Competitive density waves in quasi-one-dimensional electron systems

TL;DR

This paper explores how electron-electron and electron-phonon interactions in a one-dimensional t-J model lead to various lattice and charge modulated ground states, revealing a complex phase diagram with competing insulating phases.

Contribution

It provides a detailed analysis of the ground states of the t-J model with phonons, including phase diagrams and the effects of different coupling strengths, using both analytical and numerical methods.

Findings

Identification of competing spin-Peierls and dimerized states.

Phase diagram showing paramagnetic band insulator and Mott insulator regions.

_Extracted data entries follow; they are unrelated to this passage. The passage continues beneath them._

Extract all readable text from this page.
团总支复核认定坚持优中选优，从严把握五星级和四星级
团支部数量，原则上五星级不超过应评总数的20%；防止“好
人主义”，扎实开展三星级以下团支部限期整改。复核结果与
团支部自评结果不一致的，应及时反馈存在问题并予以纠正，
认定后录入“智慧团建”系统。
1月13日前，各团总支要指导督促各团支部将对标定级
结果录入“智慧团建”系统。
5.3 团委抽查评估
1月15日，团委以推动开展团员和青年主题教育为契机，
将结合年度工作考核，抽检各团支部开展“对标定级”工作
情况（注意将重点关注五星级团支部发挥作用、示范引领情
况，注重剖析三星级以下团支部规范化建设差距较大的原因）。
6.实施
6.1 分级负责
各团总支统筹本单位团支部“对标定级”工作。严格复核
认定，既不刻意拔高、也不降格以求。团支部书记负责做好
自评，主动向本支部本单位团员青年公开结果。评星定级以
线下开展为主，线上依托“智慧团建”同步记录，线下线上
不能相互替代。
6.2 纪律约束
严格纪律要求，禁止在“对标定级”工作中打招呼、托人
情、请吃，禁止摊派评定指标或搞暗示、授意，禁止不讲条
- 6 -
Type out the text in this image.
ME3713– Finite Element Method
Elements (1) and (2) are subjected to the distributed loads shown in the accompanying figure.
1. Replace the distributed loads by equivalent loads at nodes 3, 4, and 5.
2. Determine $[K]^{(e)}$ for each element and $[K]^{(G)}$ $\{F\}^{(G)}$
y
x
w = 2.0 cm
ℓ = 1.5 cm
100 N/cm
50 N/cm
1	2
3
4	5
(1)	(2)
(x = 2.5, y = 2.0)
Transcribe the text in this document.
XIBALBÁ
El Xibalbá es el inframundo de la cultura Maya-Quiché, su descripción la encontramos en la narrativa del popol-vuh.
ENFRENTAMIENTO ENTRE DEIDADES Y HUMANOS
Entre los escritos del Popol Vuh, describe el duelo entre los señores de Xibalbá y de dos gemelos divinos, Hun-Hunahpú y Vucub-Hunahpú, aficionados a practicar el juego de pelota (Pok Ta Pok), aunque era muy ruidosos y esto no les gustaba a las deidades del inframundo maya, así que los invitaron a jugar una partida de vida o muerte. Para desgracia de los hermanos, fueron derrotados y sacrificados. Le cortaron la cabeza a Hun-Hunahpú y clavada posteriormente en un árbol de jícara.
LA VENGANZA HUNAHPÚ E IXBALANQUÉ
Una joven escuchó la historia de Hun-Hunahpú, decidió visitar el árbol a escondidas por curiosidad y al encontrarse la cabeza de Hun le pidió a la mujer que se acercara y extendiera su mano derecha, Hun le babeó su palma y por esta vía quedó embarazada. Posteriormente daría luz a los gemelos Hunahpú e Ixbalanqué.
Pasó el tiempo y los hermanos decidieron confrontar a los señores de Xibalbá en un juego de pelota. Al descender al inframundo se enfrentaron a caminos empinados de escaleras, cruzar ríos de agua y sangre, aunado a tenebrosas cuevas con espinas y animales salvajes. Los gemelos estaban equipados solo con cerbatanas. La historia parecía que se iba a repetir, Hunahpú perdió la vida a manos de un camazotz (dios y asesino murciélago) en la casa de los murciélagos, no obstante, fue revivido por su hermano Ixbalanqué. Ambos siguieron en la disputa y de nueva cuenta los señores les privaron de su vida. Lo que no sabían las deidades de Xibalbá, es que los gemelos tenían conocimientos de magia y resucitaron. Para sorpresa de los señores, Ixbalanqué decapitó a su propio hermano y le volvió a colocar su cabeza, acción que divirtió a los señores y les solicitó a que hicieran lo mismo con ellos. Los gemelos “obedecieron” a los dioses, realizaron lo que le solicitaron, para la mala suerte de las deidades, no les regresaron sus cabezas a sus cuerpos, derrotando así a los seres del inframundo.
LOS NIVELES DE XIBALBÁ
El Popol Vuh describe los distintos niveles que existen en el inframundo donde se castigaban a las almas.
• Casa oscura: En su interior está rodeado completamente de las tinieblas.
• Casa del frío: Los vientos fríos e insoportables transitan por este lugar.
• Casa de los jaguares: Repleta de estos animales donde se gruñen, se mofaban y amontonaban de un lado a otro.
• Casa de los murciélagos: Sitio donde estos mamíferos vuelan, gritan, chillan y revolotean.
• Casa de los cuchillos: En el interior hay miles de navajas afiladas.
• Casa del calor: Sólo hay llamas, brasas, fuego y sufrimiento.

Analytical and numerical characterization of ground states.

Abstract

We investigate the nature of the ground state of the one-dimensional t-J model coupled to adiabatic phonons by use of the Lanczos technique at quarter filling. Due to the interplay between electron-electron and electron-phonon interactions, the model undergoes instabilities toward the formation of lattice and charge modulations. Moderate on-site and intra-site electron-phonon couplings lead to a competition of different spin-Peierls and dimerized states. In the former case two electrons belong to the unit cell and we expect a paramagnetic band insulator state, while lattice dimerization leads to a Mott insulating state with quasi long range antiferromagnetic order. The zero temperature phase diagram is obtained as a function of intra-site and inter-site electron-phonon couplings, analytically in the $J\to 0$ limit and numerically at finite J/t.